I went up to buy some bread and milk and linseed and a few bananas, came back without the milk. Watching my neighbour’s cat Tully sunning herself on an oak stump, her tail twitching, pausing to look at the neglected gardens of the old church rectory with its peeling gabled front that dates back to 1812, wondering why they persist in planting marigolds and tea roses and shrubby azaleas that do not do as well as our lovely indigenous bushes and trees. Looking up at the light blue skies and thinking about the autumn equinox, the scraping of new moon waxing just visible in the day skies. An elderly man further down the road playing hopscotch under a honey locust tree, the small boy he must once have been peeping out for a moment. We never really grow old, do we? Came home and settled for black tea with a spoonful of sugar.

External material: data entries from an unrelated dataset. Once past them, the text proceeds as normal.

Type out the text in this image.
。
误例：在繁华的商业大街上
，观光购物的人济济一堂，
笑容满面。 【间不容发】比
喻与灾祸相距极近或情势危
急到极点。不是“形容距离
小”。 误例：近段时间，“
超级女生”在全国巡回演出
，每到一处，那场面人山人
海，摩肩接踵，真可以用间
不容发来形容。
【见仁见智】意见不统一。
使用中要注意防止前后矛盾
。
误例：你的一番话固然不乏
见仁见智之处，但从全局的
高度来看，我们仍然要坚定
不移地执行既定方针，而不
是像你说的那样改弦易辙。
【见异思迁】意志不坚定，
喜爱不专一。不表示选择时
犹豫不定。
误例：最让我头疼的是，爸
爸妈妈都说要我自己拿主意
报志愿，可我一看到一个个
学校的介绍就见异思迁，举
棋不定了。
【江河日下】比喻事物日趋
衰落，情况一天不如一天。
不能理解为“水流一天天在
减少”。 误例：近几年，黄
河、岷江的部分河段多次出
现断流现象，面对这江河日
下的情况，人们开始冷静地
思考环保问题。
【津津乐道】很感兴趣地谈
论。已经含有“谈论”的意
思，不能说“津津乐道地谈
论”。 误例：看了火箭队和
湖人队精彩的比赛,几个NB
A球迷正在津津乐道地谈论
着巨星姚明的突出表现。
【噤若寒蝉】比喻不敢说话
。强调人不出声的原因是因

It is a public holiday here in South Africa, Human Rights Day, in honour of the 69 people killed at Sharpeville in March 1960. Unarmed black men, women and children marching to a police station to offer themselves up for arrest in protest against the iniquitous pass laws. They were met by Saracen armoured vehicles and after low-flying Sabre jets dispersed the crowded, the police opened fire — most of those killed were shot in the back. Out of these kinds of terrible violation emerged understanding of the need for a human rights culture.
I was thinking about something that came up for me when I was writing a post to someone this morning,reflecting on the role played by memory in recovery.
In the mid-1980s, after the banning of all democratic resistance movements under the State of Emergency in South Africa, many of us moved across to work for civil disobedience movements within church groups (a complex topic this one — ) influenced by liberation theologies worldwide.
One of the most resonant ideas prevalent at the time was that of ’the dangerous memory of the passion of Christ’ as a persisting vision of freedom and liberation. This concept comes from the work of the catholic theologian Johann Baptist Metz and his focus on memory as an act of solidarity, a persisting memory of what freedom might be for oppressed communities. The ‘dangerous memory’ was that of a commitment involving risk and the willingness to do whatever it took to become free. A freedom located in solidarity, the ability to choose to be there for others, to seek freedom together. A living memory that would inspire others to take the same risk.
This isn’t just something abstract in the context I am recalling — liturgical services were held for those imprisoned or killed by apartheid forces and their memory was linked to sacrifices made for the sake of freedom. Despite banning orders, funerals for those who had been killed by police were attended by church leaders of all denomenations and thousands of people, with speeches talking about the dangerous memory kept alive through martyrdom and sacrifice. The rhetoric was problematic for many, but the solidarity and hope was very evident. And even today South African history is a history grounded in memories of resistance and the need to remember those who lost their lives in that struggle for freedom.
In a way I think that for the last two years at least, I have drawn on that notion of memory in a more limited and secular way for myself — to link memory to solidarity and hope, to put my faith in those who stay sober on these blogs and forums and in meetings, to trust that if they are able to do it, I may also be able to hold steady and come through, even if there are slips or relapses along the way, that I remember their experiences of struggling with alcohol and those memories are close to my own, that I remember how their lives and thinking changed in sobriety, that I share their memory of getting better as they in turn know my story and remember how we have listened to one another.
To re-member: to put back together, to piece together, to restore whokeness to what has been dismembered.
This all sounds a bit idealistic, so I am not going to say more — but it is the only way I can put something quite powerful into words — that hopefulness in looking forward and seeing myself embedded in a community of the likeminded, the creation of a shared memory of overcoming alcoholism. Those who remind me why I stay sober each dayand help to keep alive the shared memory of why we can never, ever drink again.

It is an honor to share this memory building exercise with you.
Thank you.
Blessings and aloha…
I am looking forward with hope today as well. I still see that there will be a long way to go before the enmity heals in this country.
Whether in drinking or politics/social awareness, we have a lot to be grateful for in the major changes that we’ve seen in our lives! Thanks for the reminder!!